Further inspection of the network traffic in our environment shows the connection being severed from Slack's API after a payload of 3MB is sent from the slack server side.

Is there any mitigation for scenarios like this ? It's causing the application to spam the channels it is in perhaps because the connection is being severed continually and the slack's api is retrying and the case here is new sessions are being created as well repeatedly so the retries go on and on.

seratch commented 12 months ago

Hi @sonalranjit, thank you for writing in.

Have you experienced the same issue in a different network setting, such as on your local machine? If not, this problem may be specific to the infra where you're running the app. We've never received this type of error report in the last few years since this project started.
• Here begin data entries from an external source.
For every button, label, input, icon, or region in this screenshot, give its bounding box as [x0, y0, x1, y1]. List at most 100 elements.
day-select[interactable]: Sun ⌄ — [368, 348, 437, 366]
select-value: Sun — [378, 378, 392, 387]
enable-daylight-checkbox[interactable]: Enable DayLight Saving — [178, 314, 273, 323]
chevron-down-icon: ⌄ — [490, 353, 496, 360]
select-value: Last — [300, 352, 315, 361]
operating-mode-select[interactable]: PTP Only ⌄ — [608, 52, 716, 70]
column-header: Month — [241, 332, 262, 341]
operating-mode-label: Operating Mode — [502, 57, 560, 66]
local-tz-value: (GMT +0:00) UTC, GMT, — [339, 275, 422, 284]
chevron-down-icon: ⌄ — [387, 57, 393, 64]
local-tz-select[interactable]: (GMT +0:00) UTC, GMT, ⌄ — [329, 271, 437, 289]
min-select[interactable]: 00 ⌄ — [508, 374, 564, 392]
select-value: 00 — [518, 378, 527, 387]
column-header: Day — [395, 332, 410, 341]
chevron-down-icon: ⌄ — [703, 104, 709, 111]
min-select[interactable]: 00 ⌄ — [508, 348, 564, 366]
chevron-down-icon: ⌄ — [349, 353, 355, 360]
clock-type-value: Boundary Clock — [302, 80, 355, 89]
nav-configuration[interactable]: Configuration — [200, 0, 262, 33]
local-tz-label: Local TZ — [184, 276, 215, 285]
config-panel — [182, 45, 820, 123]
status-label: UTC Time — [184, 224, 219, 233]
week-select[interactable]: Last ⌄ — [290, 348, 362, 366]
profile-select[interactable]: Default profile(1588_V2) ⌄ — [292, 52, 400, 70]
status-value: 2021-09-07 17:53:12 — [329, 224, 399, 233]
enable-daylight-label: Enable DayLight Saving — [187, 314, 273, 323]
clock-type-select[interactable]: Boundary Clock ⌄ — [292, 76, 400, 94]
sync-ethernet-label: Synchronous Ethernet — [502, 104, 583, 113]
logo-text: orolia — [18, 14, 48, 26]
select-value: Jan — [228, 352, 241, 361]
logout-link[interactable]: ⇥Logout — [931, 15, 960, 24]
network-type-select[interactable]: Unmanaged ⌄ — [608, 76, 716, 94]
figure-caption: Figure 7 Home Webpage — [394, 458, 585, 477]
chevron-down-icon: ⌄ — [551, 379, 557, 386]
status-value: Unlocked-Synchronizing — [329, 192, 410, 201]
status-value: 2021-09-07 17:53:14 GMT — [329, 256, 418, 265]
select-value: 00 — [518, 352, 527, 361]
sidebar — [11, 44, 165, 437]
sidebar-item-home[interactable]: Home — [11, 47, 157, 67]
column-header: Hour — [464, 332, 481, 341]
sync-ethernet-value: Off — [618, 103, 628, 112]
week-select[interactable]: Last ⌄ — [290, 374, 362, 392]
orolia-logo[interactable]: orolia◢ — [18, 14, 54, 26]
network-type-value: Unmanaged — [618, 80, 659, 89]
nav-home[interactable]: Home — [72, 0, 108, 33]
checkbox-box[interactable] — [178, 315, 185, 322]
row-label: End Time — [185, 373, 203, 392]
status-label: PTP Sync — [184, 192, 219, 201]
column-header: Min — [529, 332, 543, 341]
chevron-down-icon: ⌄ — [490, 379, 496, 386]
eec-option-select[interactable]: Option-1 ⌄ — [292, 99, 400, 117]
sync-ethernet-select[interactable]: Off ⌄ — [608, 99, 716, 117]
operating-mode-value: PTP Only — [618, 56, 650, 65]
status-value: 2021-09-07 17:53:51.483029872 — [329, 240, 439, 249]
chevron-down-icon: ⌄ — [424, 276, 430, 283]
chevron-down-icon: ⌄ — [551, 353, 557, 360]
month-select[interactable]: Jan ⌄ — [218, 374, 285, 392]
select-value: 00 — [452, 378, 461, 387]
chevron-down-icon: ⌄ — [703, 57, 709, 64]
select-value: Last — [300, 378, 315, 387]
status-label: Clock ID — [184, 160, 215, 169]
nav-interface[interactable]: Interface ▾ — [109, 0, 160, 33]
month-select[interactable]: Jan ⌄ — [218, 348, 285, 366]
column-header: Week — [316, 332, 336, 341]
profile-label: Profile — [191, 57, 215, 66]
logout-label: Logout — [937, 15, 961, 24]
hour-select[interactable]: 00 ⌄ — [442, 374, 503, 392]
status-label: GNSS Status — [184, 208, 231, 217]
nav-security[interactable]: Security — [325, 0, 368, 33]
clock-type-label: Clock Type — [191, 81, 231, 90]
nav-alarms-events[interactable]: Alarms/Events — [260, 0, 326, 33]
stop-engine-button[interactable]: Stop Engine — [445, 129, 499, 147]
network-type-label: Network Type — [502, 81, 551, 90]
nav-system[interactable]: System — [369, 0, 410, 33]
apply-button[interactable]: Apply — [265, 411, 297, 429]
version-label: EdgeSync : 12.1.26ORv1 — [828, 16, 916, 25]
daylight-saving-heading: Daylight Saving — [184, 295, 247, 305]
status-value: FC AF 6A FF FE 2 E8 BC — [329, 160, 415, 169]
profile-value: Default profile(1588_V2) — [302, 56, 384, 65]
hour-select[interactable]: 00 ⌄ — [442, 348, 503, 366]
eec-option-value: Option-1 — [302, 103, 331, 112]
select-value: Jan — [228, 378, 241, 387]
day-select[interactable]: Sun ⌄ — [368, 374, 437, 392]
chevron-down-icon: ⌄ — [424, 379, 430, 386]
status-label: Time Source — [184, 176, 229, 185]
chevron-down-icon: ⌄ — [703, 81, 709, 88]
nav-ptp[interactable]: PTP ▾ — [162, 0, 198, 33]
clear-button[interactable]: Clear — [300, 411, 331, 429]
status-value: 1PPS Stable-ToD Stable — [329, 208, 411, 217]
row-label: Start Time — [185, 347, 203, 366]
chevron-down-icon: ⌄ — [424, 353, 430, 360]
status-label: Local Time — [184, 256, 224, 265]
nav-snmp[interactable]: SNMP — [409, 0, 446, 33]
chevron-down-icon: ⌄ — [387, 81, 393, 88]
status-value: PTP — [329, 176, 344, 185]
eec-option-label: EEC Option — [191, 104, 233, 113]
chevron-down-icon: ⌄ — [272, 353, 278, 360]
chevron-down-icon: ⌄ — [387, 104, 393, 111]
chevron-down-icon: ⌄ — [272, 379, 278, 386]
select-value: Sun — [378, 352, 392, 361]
Therefore, I'm wondering if there might be a specific reason causing the situation you're experiencing.

Additionally, if switching from JavaWebsocket to the default option can resolve the issue, it could be related to the underlying WebSocket client library.

sonalranjit commented 12 months ago

@seratch It's difficult to reproduce this on a local machine because, we only encounter this when the application runs for a long period of time. It happens randomly, for months it will have no issues and then suddenly an event like this would occur. Our infra team notice just the connection resets.

I can switch the backend websocket client library to the tyrus standalone and give it a try.

github-actions[bot] commented 10 months ago

👋 It looks like this issue has been open for 30 days with no activity. We'll mark this as stale for now, and wait 10 days for an update or for further comment before closing this issue out. If you think this issue needs to be prioritized, please comment to get the thread going again! Maintainers also review issues marked as stale on a regular basis and comment or adjust status if the issue needs to be reprioritized.

sonalranjit commented 10 months ago

Switching to tyrus websocket client, we haven't encountered the issue so far the app has been running stably since the switch last over last month.